COMPETITION PROMPT
Every day, you receive a call from an unknown number at the exact same time. When you answer, you're met with only silence. But today, that changes.
End Of The Line
“Holy shit, what’s your issue?”
“My issue is that you might just be the worst assassin in all of Ohio,” Tomas snapped at me.
Tomas was basically the oldest, nastiest, most wrinkly and miserable man between here and the Pacific. And wow, he was really acting like it tonight. He continued:
“Dewey—“
“Drew’s fine.”
“You need to stop vandalizing victim’s homes. Do you know how astonishingly awful of an assassin you have to be to get complaints after the murder?”
Vandalizing was a strong word, but I didn’t bother to correct him. I instead gave him a drawn-out sigh and leaned back into the back-breaking wooden chair Tomas had so kindly set up for me. Currently, we were in a dismal, disgusting, disheveled wooden cabin right on Lake Erie, staring out at the lake’s gloomy darkness. At least, we would’ve been staring out at the lake if Tomas would get out of my face and sit his sorry ass back down.
“Tomas, these people deserve—“
My phone began to ring. It vibrated ever-so-softly in my left pocket besides a thin dagger of mine. Most people wouldn’t have noticed, but Tomas did; freaks of nature were good at that sort of thing.
He looked at me expectantly as I moved to silence it.
“Oh no, I insist, Dewey.”
I gave him a slow blink and mumbled, “They’ll call back; they always do.”
“No, no, pick it up and put it on speaker.”
I stared dead-eyed at him.
“I wasn’t aware you knew what speaker phone was,” I snapped back.
Before I knew it, he had shoved a pudgy hand into my pocket and picked up the phone himself. I’d give him that—he was the quickest freak of nature I knew.
“Hello?” he bellowed, holding the phone between the two of us.
I began slowly, “It’s only silence. I think it’s some advertisement or scam defect. You wouldn’t understand—“
Something shifted on the other side of the line; my face paled.
Quietly, a hauntingly pained voice began, “Dewey?”
My throat went dry; my eyes went wide.
I tried to speak; with a whisper, I mumbled, “Mom?”
Tomas still held the phone; I didn’t try to take it from him. He began going a shade of deep, violent red.
“You said your mother was dead,” he demanded.
“I thought she was!” I cried, grabbing for the phone, “Mom? Mom, are you there?”
He held it out of reach of my desperate hands.
The line was dead. There was only silence now, the same deafening silence there had been every day for years.

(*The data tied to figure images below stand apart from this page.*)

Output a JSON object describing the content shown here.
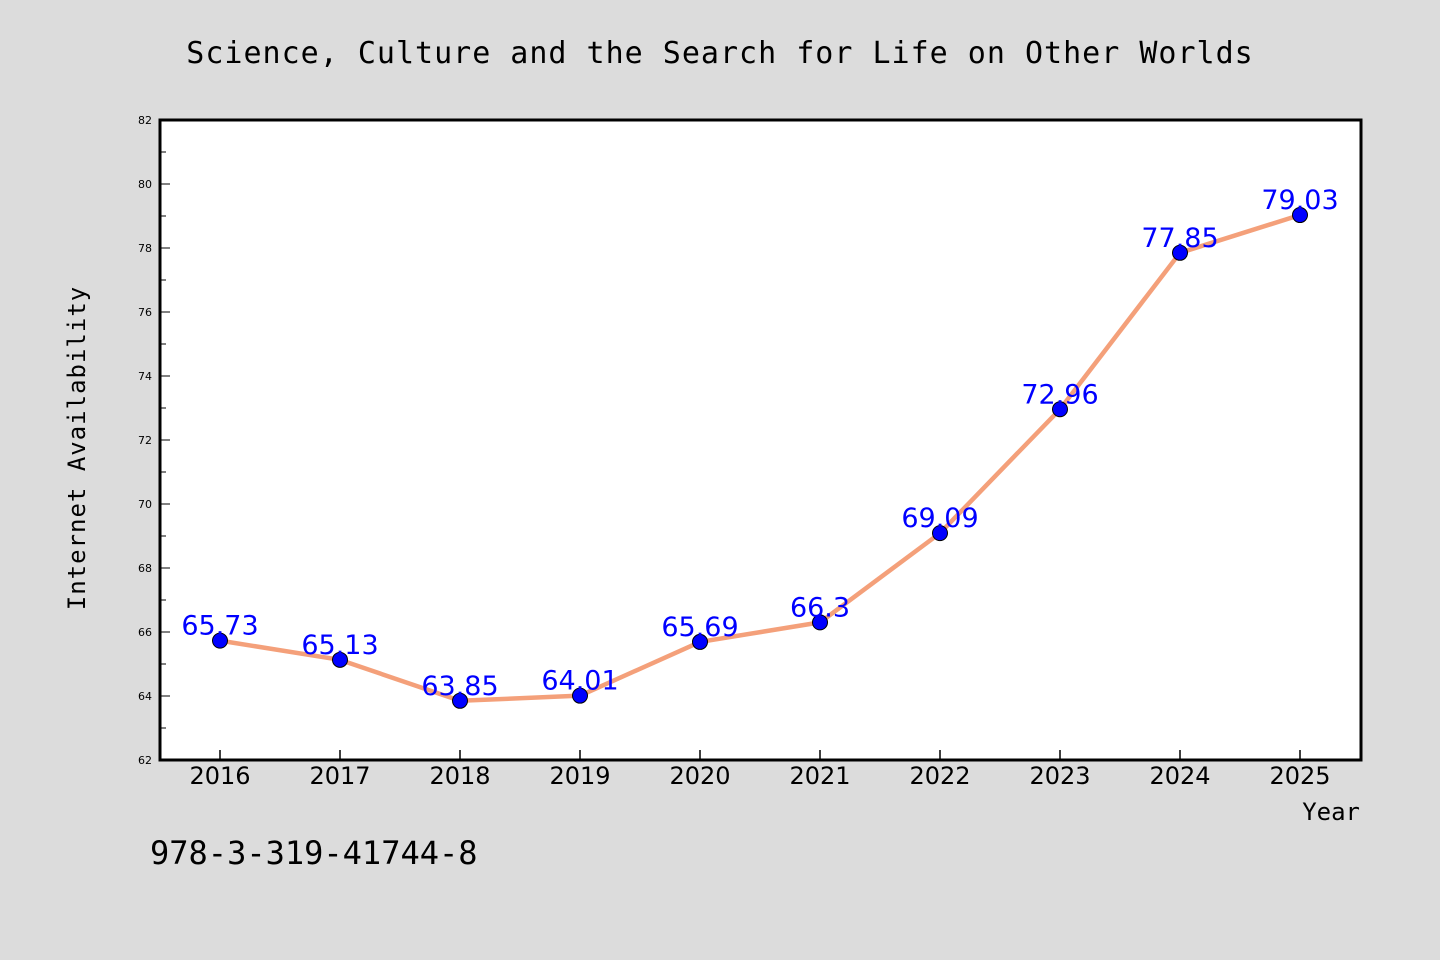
{
  "chart_data": {
    "type": "line",
    "title": "Science, Culture and the Search for Life on Other Worlds",
    "xlabel": "Year",
    "ylabel": "Internet Availability",
    "categories": [
      "2016",
      "2017",
      "2018",
      "2019",
      "2020",
      "2021",
      "2022",
      "2023",
      "2024",
      "2025"
    ],
    "values": [
      65.73,
      65.13,
      63.85,
      64.01,
      65.69,
      66.3,
      69.09,
      72.96,
      77.85,
      79.03
    ],
    "data_labels": [
      "65.73",
      "65.13",
      "63.85",
      "64.01",
      "65.69",
      "66.3",
      "69.09",
      "72.96",
      "77.85",
      "79.03"
    ],
    "ylim": [
      62,
      82
    ],
    "yticks": [
      62,
      64,
      66,
      68,
      70,
      72,
      74,
      76,
      78,
      80,
      82
    ],
    "grid": false,
    "colors": {
      "line": "#f4a07a",
      "marker": "#0000ff",
      "label": "#0000ff",
      "background": "#dcdcdc",
      "plot_background": "#ffffff"
    }
  },
  "footer": {
    "isbn": "978-3-319-41744-8"
  }
}
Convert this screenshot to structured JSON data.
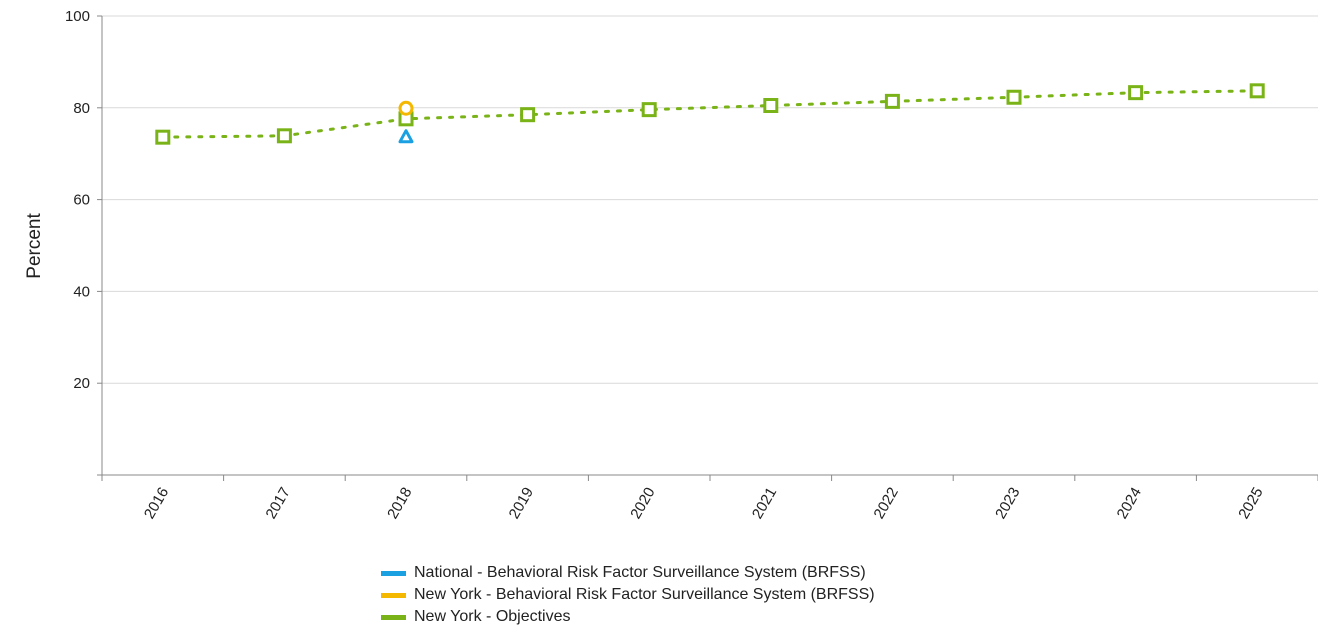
{
  "chart_data": {
    "type": "line",
    "title": "",
    "xlabel": "",
    "ylabel": "Percent",
    "categories": [
      "2016",
      "2017",
      "2018",
      "2019",
      "2020",
      "2021",
      "2022",
      "2023",
      "2024",
      "2025"
    ],
    "yticks": [
      "20",
      "40",
      "60",
      "80",
      "100"
    ],
    "ylim": [
      0,
      100
    ],
    "grid": "horizontal",
    "legend_position": "bottom",
    "series": [
      {
        "name": "National - Behavioral Risk Factor Surveillance System (BRFSS)",
        "color": "#1BA1E2",
        "marker": "triangle",
        "line": "none",
        "points": [
          {
            "x": "2018",
            "y": 73.7
          }
        ]
      },
      {
        "name": "New York - Behavioral Risk Factor Surveillance System (BRFSS)",
        "color": "#F5B800",
        "marker": "circle",
        "line": "none",
        "points": [
          {
            "x": "2018",
            "y": 79.9
          }
        ]
      },
      {
        "name": "New York - Objectives",
        "color": "#7AB317",
        "marker": "square",
        "line": "dotted",
        "points": [
          {
            "x": "2016",
            "y": 73.6
          },
          {
            "x": "2017",
            "y": 73.9
          },
          {
            "x": "2018",
            "y": 77.6
          },
          {
            "x": "2019",
            "y": 78.5
          },
          {
            "x": "2020",
            "y": 79.6
          },
          {
            "x": "2021",
            "y": 80.5
          },
          {
            "x": "2022",
            "y": 81.4
          },
          {
            "x": "2023",
            "y": 82.3
          },
          {
            "x": "2024",
            "y": 83.3
          },
          {
            "x": "2025",
            "y": 83.7
          }
        ]
      }
    ]
  }
}
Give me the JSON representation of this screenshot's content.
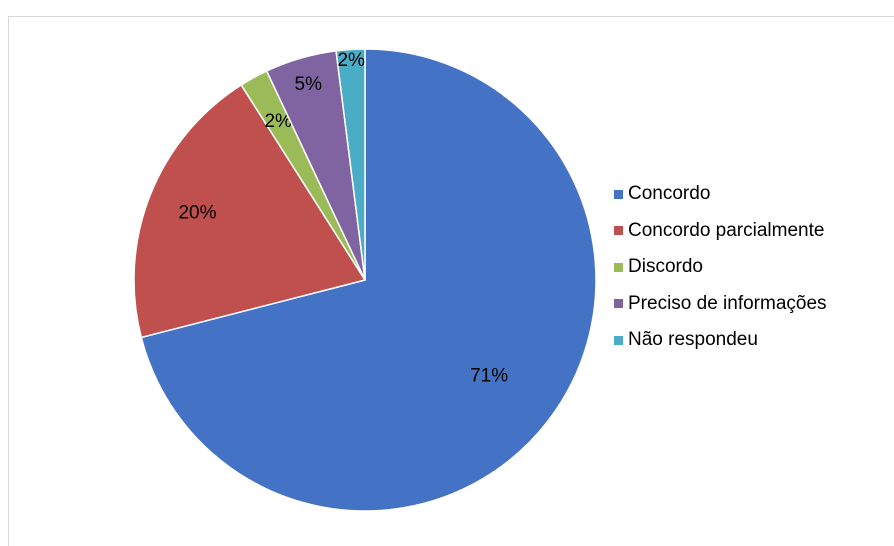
{
  "chart_data": {
    "type": "pie",
    "title": "",
    "categories": [
      "Concordo",
      "Concordo parcialmente",
      "Discordo",
      "Preciso de informações",
      "Não respondeu"
    ],
    "values": [
      71,
      20,
      2,
      5,
      2
    ],
    "labels": [
      "71%",
      "20%",
      "2%",
      "5%",
      "2%"
    ],
    "colors": [
      "#4472C4",
      "#C0504D",
      "#9BBB59",
      "#8064A2",
      "#4BACC6"
    ],
    "start_angle_deg": 0,
    "direction": "clockwise",
    "legend_position": "right"
  }
}
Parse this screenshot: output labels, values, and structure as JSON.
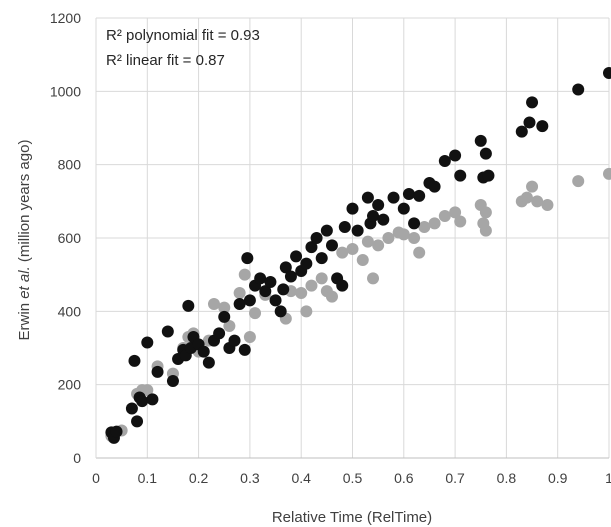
{
  "chart_data": {
    "type": "scatter",
    "title": "",
    "xlabel": "Relative Time (RelTime)",
    "ylabel_parts": [
      "Erwin ",
      "et al.",
      " (million years ago)"
    ],
    "xlim": [
      0,
      1
    ],
    "ylim": [
      0,
      1200
    ],
    "x_ticks": [
      "0",
      "0.1",
      "0.2",
      "0.3",
      "0.4",
      "0.5",
      "0.6",
      "0.7",
      "0.8",
      "0.9",
      "1"
    ],
    "y_ticks": [
      "0",
      "200",
      "400",
      "600",
      "800",
      "1000",
      "1200"
    ],
    "grid": true,
    "annotations": [
      "R² polynomial fit = 0.93",
      "R² linear fit = 0.87"
    ],
    "colors": {
      "series_dark": "#111111",
      "series_light": "#a6a6a6",
      "grid": "#d9d9d9",
      "axis": "#bfbfbf"
    },
    "series": [
      {
        "color": "#111111",
        "points": [
          [
            0.03,
            70
          ],
          [
            0.035,
            55
          ],
          [
            0.04,
            72
          ],
          [
            0.07,
            135
          ],
          [
            0.075,
            265
          ],
          [
            0.08,
            100
          ],
          [
            0.085,
            165
          ],
          [
            0.09,
            155
          ],
          [
            0.1,
            315
          ],
          [
            0.11,
            160
          ],
          [
            0.12,
            235
          ],
          [
            0.14,
            345
          ],
          [
            0.15,
            210
          ],
          [
            0.16,
            270
          ],
          [
            0.17,
            295
          ],
          [
            0.175,
            280
          ],
          [
            0.18,
            415
          ],
          [
            0.185,
            300
          ],
          [
            0.19,
            330
          ],
          [
            0.2,
            310
          ],
          [
            0.21,
            290
          ],
          [
            0.22,
            260
          ],
          [
            0.23,
            320
          ],
          [
            0.24,
            340
          ],
          [
            0.25,
            385
          ],
          [
            0.26,
            300
          ],
          [
            0.27,
            320
          ],
          [
            0.28,
            420
          ],
          [
            0.29,
            295
          ],
          [
            0.295,
            545
          ],
          [
            0.3,
            430
          ],
          [
            0.31,
            470
          ],
          [
            0.32,
            490
          ],
          [
            0.33,
            455
          ],
          [
            0.34,
            480
          ],
          [
            0.35,
            430
          ],
          [
            0.36,
            400
          ],
          [
            0.365,
            460
          ],
          [
            0.37,
            520
          ],
          [
            0.38,
            495
          ],
          [
            0.39,
            550
          ],
          [
            0.4,
            510
          ],
          [
            0.41,
            530
          ],
          [
            0.42,
            575
          ],
          [
            0.43,
            600
          ],
          [
            0.44,
            545
          ],
          [
            0.45,
            620
          ],
          [
            0.46,
            580
          ],
          [
            0.47,
            490
          ],
          [
            0.48,
            470
          ],
          [
            0.485,
            630
          ],
          [
            0.5,
            680
          ],
          [
            0.51,
            620
          ],
          [
            0.53,
            710
          ],
          [
            0.535,
            640
          ],
          [
            0.54,
            660
          ],
          [
            0.55,
            690
          ],
          [
            0.56,
            650
          ],
          [
            0.58,
            710
          ],
          [
            0.6,
            680
          ],
          [
            0.61,
            720
          ],
          [
            0.62,
            640
          ],
          [
            0.63,
            715
          ],
          [
            0.65,
            750
          ],
          [
            0.66,
            740
          ],
          [
            0.68,
            810
          ],
          [
            0.7,
            825
          ],
          [
            0.71,
            770
          ],
          [
            0.75,
            865
          ],
          [
            0.755,
            765
          ],
          [
            0.76,
            830
          ],
          [
            0.765,
            770
          ],
          [
            0.83,
            890
          ],
          [
            0.845,
            915
          ],
          [
            0.85,
            970
          ],
          [
            0.87,
            905
          ],
          [
            0.94,
            1005
          ],
          [
            1.0,
            1050
          ]
        ]
      },
      {
        "color": "#a6a6a6",
        "points": [
          [
            0.03,
            60
          ],
          [
            0.05,
            75
          ],
          [
            0.08,
            175
          ],
          [
            0.09,
            185
          ],
          [
            0.1,
            185
          ],
          [
            0.12,
            250
          ],
          [
            0.15,
            230
          ],
          [
            0.17,
            300
          ],
          [
            0.18,
            330
          ],
          [
            0.19,
            340
          ],
          [
            0.2,
            290
          ],
          [
            0.22,
            320
          ],
          [
            0.23,
            420
          ],
          [
            0.25,
            410
          ],
          [
            0.26,
            360
          ],
          [
            0.28,
            450
          ],
          [
            0.29,
            500
          ],
          [
            0.3,
            330
          ],
          [
            0.31,
            395
          ],
          [
            0.33,
            445
          ],
          [
            0.35,
            430
          ],
          [
            0.37,
            380
          ],
          [
            0.38,
            455
          ],
          [
            0.4,
            450
          ],
          [
            0.41,
            400
          ],
          [
            0.42,
            470
          ],
          [
            0.44,
            490
          ],
          [
            0.45,
            455
          ],
          [
            0.46,
            440
          ],
          [
            0.48,
            560
          ],
          [
            0.5,
            570
          ],
          [
            0.52,
            540
          ],
          [
            0.53,
            590
          ],
          [
            0.54,
            490
          ],
          [
            0.55,
            580
          ],
          [
            0.57,
            600
          ],
          [
            0.59,
            615
          ],
          [
            0.6,
            610
          ],
          [
            0.62,
            600
          ],
          [
            0.63,
            560
          ],
          [
            0.64,
            630
          ],
          [
            0.66,
            640
          ],
          [
            0.68,
            660
          ],
          [
            0.7,
            670
          ],
          [
            0.71,
            645
          ],
          [
            0.75,
            690
          ],
          [
            0.755,
            640
          ],
          [
            0.76,
            620
          ],
          [
            0.76,
            670
          ],
          [
            0.83,
            700
          ],
          [
            0.84,
            710
          ],
          [
            0.85,
            740
          ],
          [
            0.86,
            700
          ],
          [
            0.88,
            690
          ],
          [
            0.94,
            755
          ],
          [
            1.0,
            775
          ]
        ]
      }
    ]
  }
}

“Dewey, I gave you this job because you said your mother was dead,” he growled.
I looked at him in disbelieve, tears welling up in my eyes.
I grabbed my phone back; he let me.
“Tomas,” I breathed, “I need to go.”
“No, we’re not done here.”
“I have so much work to do,” I whispered.
Behind me, the man screamed profanities and demands as I closed the door to his miserable cabin in the woods. The night was bitter and I wasn’t sure how to get back to the city from here; but tonight, tonight it seemed a little less lonely.